Dopo aver deluso in campo, Rafael Leao fa lo stesso anche fuori, con dichiarazioni in cui dà la colpa della sua stagione ai problemi fisici avuti negli ultimi mesi e alle scelte tattiche di Allegri. Un comportamento commentato così da Xavier Jacobelli, nel suo fondo per Tuttosport: "Il commento dell’attaccante sulla disastrosa stagione sua e del Milan, è senza dubbio interessante e, al tempo stesso, indicativo dell’aria che tirava a Milanello, in particolare, dei suoi rapporti con l’allenatore.
Due, però, le obiezioni. Punto primo: perché queste cose Leao le dice soltanto adesso e non le ha dette prima e durante il campionato? Magari per esempio, avrebbe potuto spiegare che cosa gli stesse succedendo ai 73.373 immarcescibili tifosi mediamente presenti a San Siro nelle partite casalinghe, forse attenuandone il comprensibile mal di fegato. Punto secondo: era proprio questo il momento di abbandonare la nave alla deriva, senza comandante e fuori rotta? Oppure dal giocatore più rappresentativo e meglio pagato, era illusorio aspettarsi un altro atteggiamento? Era illusorio, quanto stridente è l’autogol di Leao nell’attuale inferno Milan che tanto fa soffrire milioni di tifosi, dapprima inebetiti di fronte a quanto accade sotto i loro occhi e via via sempre più imbufaliti".

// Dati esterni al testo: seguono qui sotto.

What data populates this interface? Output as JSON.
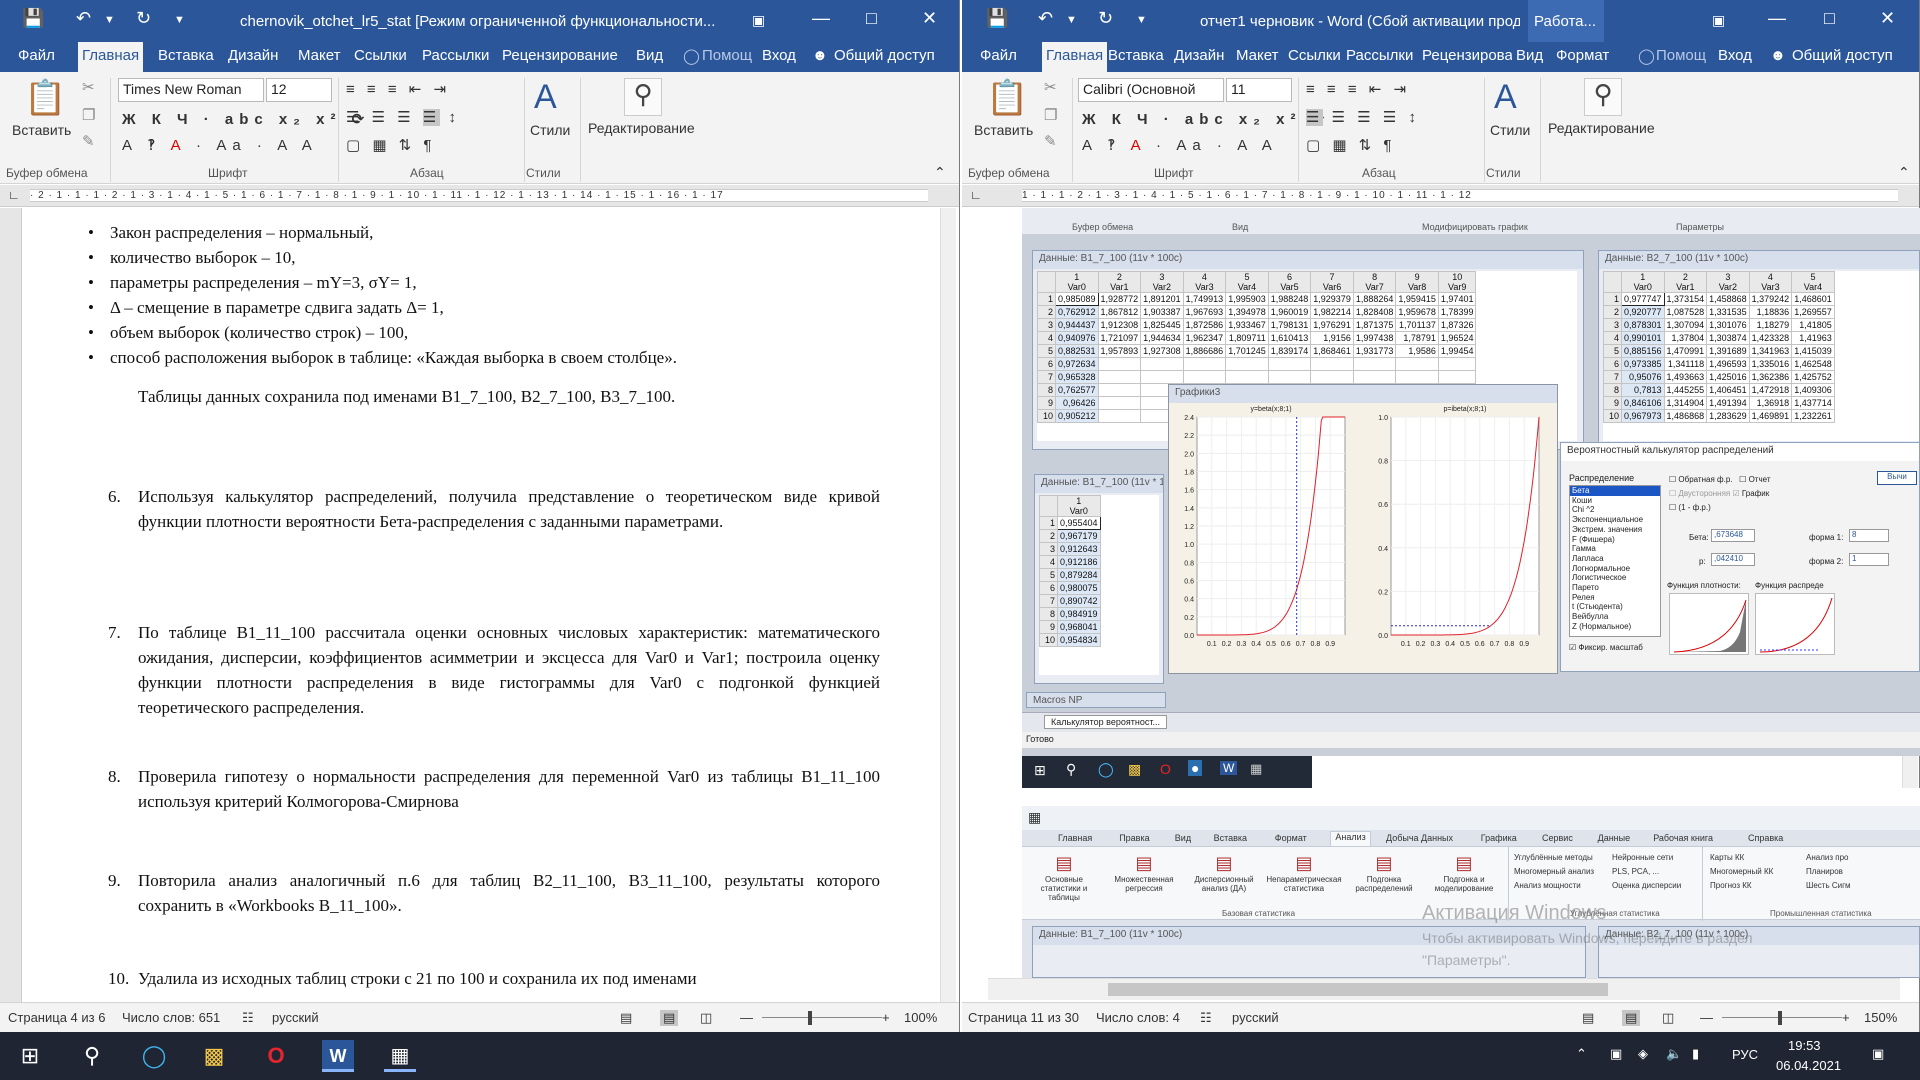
{
  "left_window": {
    "title": "chernovik_otchet_lr5_stat [Режим ограниченной функциональности...",
    "tabs": [
      "Файл",
      "Главная",
      "Вставка",
      "Дизайн",
      "Макет",
      "Ссылки",
      "Рассылки",
      "Рецензирование",
      "Вид",
      "Помощ",
      "Вход",
      "Общий доступ"
    ],
    "font_name": "Times New Roman",
    "font_size": "12",
    "ribbon": {
      "paste": "Вставить",
      "styles": "Стили",
      "editing": "Редактирование",
      "groups": [
        "Буфер обмена",
        "Шрифт",
        "Абзац",
        "Стили"
      ]
    },
    "ruler": "· 2 · 1 · 1 · 1 · 2 · 1 · 3 · 1 · 4 · 1 · 5 · 1 · 6 · 1 · 7 · 1 · 8 · 1 · 9 · 1 · 10 · 1 · 11 · 1 · 12 · 1 · 13 · 1 · 14 · 1 · 15 · 1 · 16 · 1 · 17",
    "doc": {
      "bullets": [
        "Закон распределения – нормальный,",
        "количество выборок – 10,",
        "параметры распределения – mY=3,   σY= 1,",
        " Δ – смещение в параметре сдвига задать Δ= 1,",
        "объем выборок (количество строк) – 100,",
        "способ расположения выборок в таблице: «Каждая выборка в своем столбце»."
      ],
      "saved_line": "Таблицы данных сохранила под именами B1_7_100, B2_7_100, B3_7_100.",
      "items": [
        {
          "num": "6.",
          "text": "Используя калькулятор распределений, получила представление о теоретическом виде кривой функции плотности вероятности Бета-распределения с заданными параметрами."
        },
        {
          "num": "7.",
          "text": "По таблице B1_11_100 рассчитала оценки основных числовых характеристик: математического ожидания, дисперсии, коэффициентов асимметрии и эксцесса для Var0 и Var1; построила оценку функции плотности распределения в виде гистограммы для Var0 с подгонкой функцией теоретического распределения."
        },
        {
          "num": "8.",
          "text": "Проверила гипотезу о нормальности распределения для переменной Var0 из таблицы B1_11_100 используя критерий Колмогорова-Смирнова"
        },
        {
          "num": "9.",
          "text": "Повторила анализ аналогичный п.6 для таблиц B2_11_100, B3_11_100, результаты которого сохранить в «Workbooks B_11_100»."
        },
        {
          "num": "10.",
          "text": "Удалила из исходных таблиц строки с 21 по 100 и сохранила их под именами"
        }
      ]
    },
    "status": {
      "page": "Страница 4 из 6",
      "words": "Число слов: 651",
      "lang": "русский",
      "zoom": "100%"
    }
  },
  "right_window": {
    "title": "отчет1 черновик - Word (Сбой активации проду...",
    "context": "Работа...",
    "tabs": [
      "Файл",
      "Главная",
      "Вставка",
      "Дизайн",
      "Макет",
      "Ссылки",
      "Рассылки",
      "Рецензирова",
      "Вид",
      "Формат",
      "Помощ",
      "Вход",
      "Общий доступ"
    ],
    "font_name": "Calibri (Основной",
    "font_size": "11",
    "ruler": "1 · 1 · 1 · 2 · 1 · 3 · 1 · 4 · 1 · 5 · 1 · 6 · 1 · 7 · 1 · 8 · 1 · 9 · 1 · 10 · 1 · 11 · 1 · 12",
    "status": {
      "page": "Страница 11 из 30",
      "words": "Число слов: 4",
      "lang": "русский",
      "zoom": "150%"
    },
    "shot1": {
      "top_labels": [
        "Буфер обмена",
        "Вид",
        "Модифицировать график",
        "Параметры"
      ],
      "table1_title": "Данные: B1_7_100 (11v * 100c)",
      "table2_title": "Данные: B2_7_100 (11v * 100c)",
      "table3_title": "Данные: B1_7_100 (11v * 100c)",
      "graph_title": "Графики3",
      "cols1": [
        "Var0",
        "Var1",
        "Var2",
        "Var3",
        "Var4",
        "Var5",
        "Var6",
        "Var7",
        "Var8",
        "Var9"
      ],
      "rows1": [
        [
          "0,985089",
          "1,928772",
          "1,891201",
          "1,749913",
          "1,995903",
          "1,988248",
          "1,929379",
          "1,888264",
          "1,959415",
          "1,97401"
        ],
        [
          "0,762912",
          "1,867812",
          "1,903387",
          "1,967693",
          "1,394978",
          "1,960019",
          "1,982214",
          "1,828408",
          "1,959678",
          "1,78399"
        ],
        [
          "0,944437",
          "1,912308",
          "1,825445",
          "1,872586",
          "1,933467",
          "1,798131",
          "1,976291",
          "1,871375",
          "1,701137",
          "1,87326"
        ],
        [
          "0,940976",
          "1,721097",
          "1,944634",
          "1,962347",
          "1,809711",
          "1,610413",
          "1,9156",
          "1,997438",
          "1,78791",
          "1,96524"
        ],
        [
          "0,882531",
          "1,957893",
          "1,927308",
          "1,886686",
          "1,701245",
          "1,839174",
          "1,868461",
          "1,931773",
          "1,9586",
          "1,99454"
        ],
        [
          "0,972634",
          "",
          "",
          "",
          "",
          "",
          "",
          "",
          "",
          ""
        ],
        [
          "0,965328",
          "",
          "",
          "",
          "",
          "",
          "",
          "",
          "",
          ""
        ],
        [
          "0,762577",
          "",
          "",
          "",
          "",
          "",
          "",
          "",
          "",
          ""
        ],
        [
          "0,96426",
          "",
          "",
          "",
          "",
          "",
          "",
          "",
          "",
          ""
        ],
        [
          "0,905212",
          "",
          "",
          "",
          "",
          "",
          "",
          "",
          "",
          ""
        ]
      ],
      "cols2": [
        "Var0",
        "Var1",
        "Var2",
        "Var3",
        "Var4"
      ],
      "rows2": [
        [
          "0,977747",
          "1,373154",
          "1,458868",
          "1,379242",
          "1,468601"
        ],
        [
          "0,920777",
          "1,087528",
          "1,331535",
          "1,18836",
          "1,269557"
        ],
        [
          "0,878301",
          "1,307094",
          "1,301076",
          "1,18279",
          "1,41805"
        ],
        [
          "0,990101",
          "1,37804",
          "1,303874",
          "1,423328",
          "1,41963"
        ],
        [
          "0,885156",
          "1,470991",
          "1,391689",
          "1,341963",
          "1,415039"
        ],
        [
          "0,973385",
          "1,341118",
          "1,496593",
          "1,335016",
          "1,462548"
        ],
        [
          "0,95076",
          "1,493663",
          "1,425016",
          "1,362386",
          "1,425752"
        ],
        [
          "0,7813",
          "1,445255",
          "1,406451",
          "1,472918",
          "1,409306"
        ],
        [
          "0,846106",
          "1,314904",
          "1,491394",
          "1,36918",
          "1,437714"
        ],
        [
          "0,967973",
          "1,486868",
          "1,283629",
          "1,469891",
          "1,232261"
        ]
      ],
      "rows3": [
        "0,955404",
        "0,967179",
        "0,912643",
        "0,912186",
        "0,879284",
        "0,980075",
        "0,890742",
        "0,984919",
        "0,968041",
        "0,954834"
      ],
      "plot1_title": "y=beta(x;8;1)",
      "plot2_title": "p=ibeta(x;8;1)",
      "plot1_yticks": [
        "2.4",
        "2.2",
        "2.0",
        "1.8",
        "1.6",
        "1.4",
        "1.2",
        "1.0",
        "0.8",
        "0.6",
        "0.4",
        "0.2",
        "0.0"
      ],
      "plot2_yticks": [
        "1.0",
        "0.8",
        "0.6",
        "0.4",
        "0.2",
        "0.0"
      ],
      "xticks": [
        "0.1",
        "0.2",
        "0.3",
        "0.4",
        "0.5",
        "0.6",
        "0.7",
        "0.8",
        "0.9"
      ],
      "calc": {
        "title": "Вероятностный калькулятор распределений",
        "dist_label": "Распределение",
        "dists": [
          "Бета",
          "Коши",
          "Chi ^2",
          "Экспоненциальное",
          "Экстрем. значения",
          "F (Фишера)",
          "Гамма",
          "Лапласа",
          "Логнормальное",
          "Логистическое",
          "Парето",
          "Релея",
          "t (Стьюдента)",
          "Вейбулла",
          "Z (Нормальное)"
        ],
        "checks": [
          "Обратная ф.р.",
          "Отчет",
          "Двусторонняя",
          "График",
          "(1 - ф.р.)"
        ],
        "beta_label": "Бета:",
        "beta_val": ",673648",
        "p_label": "p:",
        "p_val": ",042410",
        "shape1_label": "форма 1:",
        "shape1_val": "8",
        "shape2_label": "форма 2:",
        "shape2_val": "1",
        "density_label": "Функция плотности:",
        "cdf_label": "Функция распреде",
        "fix_scale": "Фиксир. масштаб",
        "calc_btn": "Вычи"
      },
      "macros": "Macros NP",
      "taskbar_item": "Калькулятор вероятност...",
      "ready": "Готово"
    },
    "shot2": {
      "tabs": [
        "Главная",
        "Правка",
        "Вид",
        "Вставка",
        "Формат",
        "Анализ",
        "Добыча Данных",
        "Графика",
        "Сервис",
        "Данные",
        "Рабочая книга",
        "Справка"
      ],
      "buttons": [
        "Основные статистики и таблицы",
        "Множественная регрессия",
        "Дисперсионный анализ (ДА)",
        "Непараметрическая статистика",
        "Подгонка распределений",
        "Подгонка и моделирование"
      ],
      "group1": "Базовая статистика",
      "adv": [
        "Углублённые методы",
        "Многомерный анализ",
        "Анализ мощности"
      ],
      "adv2": [
        "Нейронные сети",
        "PLS, PCA, ...",
        "Оценка дисперсии"
      ],
      "group2": "Углублённая статистика",
      "ind": [
        "Карты КК",
        "Многомерный КК",
        "Прогноз КК"
      ],
      "ind2": [
        "Анализ про",
        "Планиров",
        "Шесть Сигм"
      ],
      "group3": "Промышленная статистика",
      "activation1": "Активация Windows",
      "activation2": "Чтобы активировать Windows, перейдите в раздел",
      "activation3": "\"Параметры\".",
      "t1": "Данные: B1_7_100 (11v * 100c)",
      "t2": "Данные: B2_7_100 (11v * 100c)"
    }
  },
  "taskbar": {
    "lang": "РУС",
    "time": "19:53",
    "date": "06.04.2021"
  }
}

Chiusura con riferimento a quanto avvenuto nell'ultima amichevole giocata con il Portogallo contro il Cile: "Quando il portoghese portava la mano all’orecchio simulando di parlare al telefono con chi lo criticava. Pellegatti lo chiamava anche Pantera. Con profonda amarezza, da tempo ha scoperto che non ruggisce più. Adesso prende per il collo gli avversari".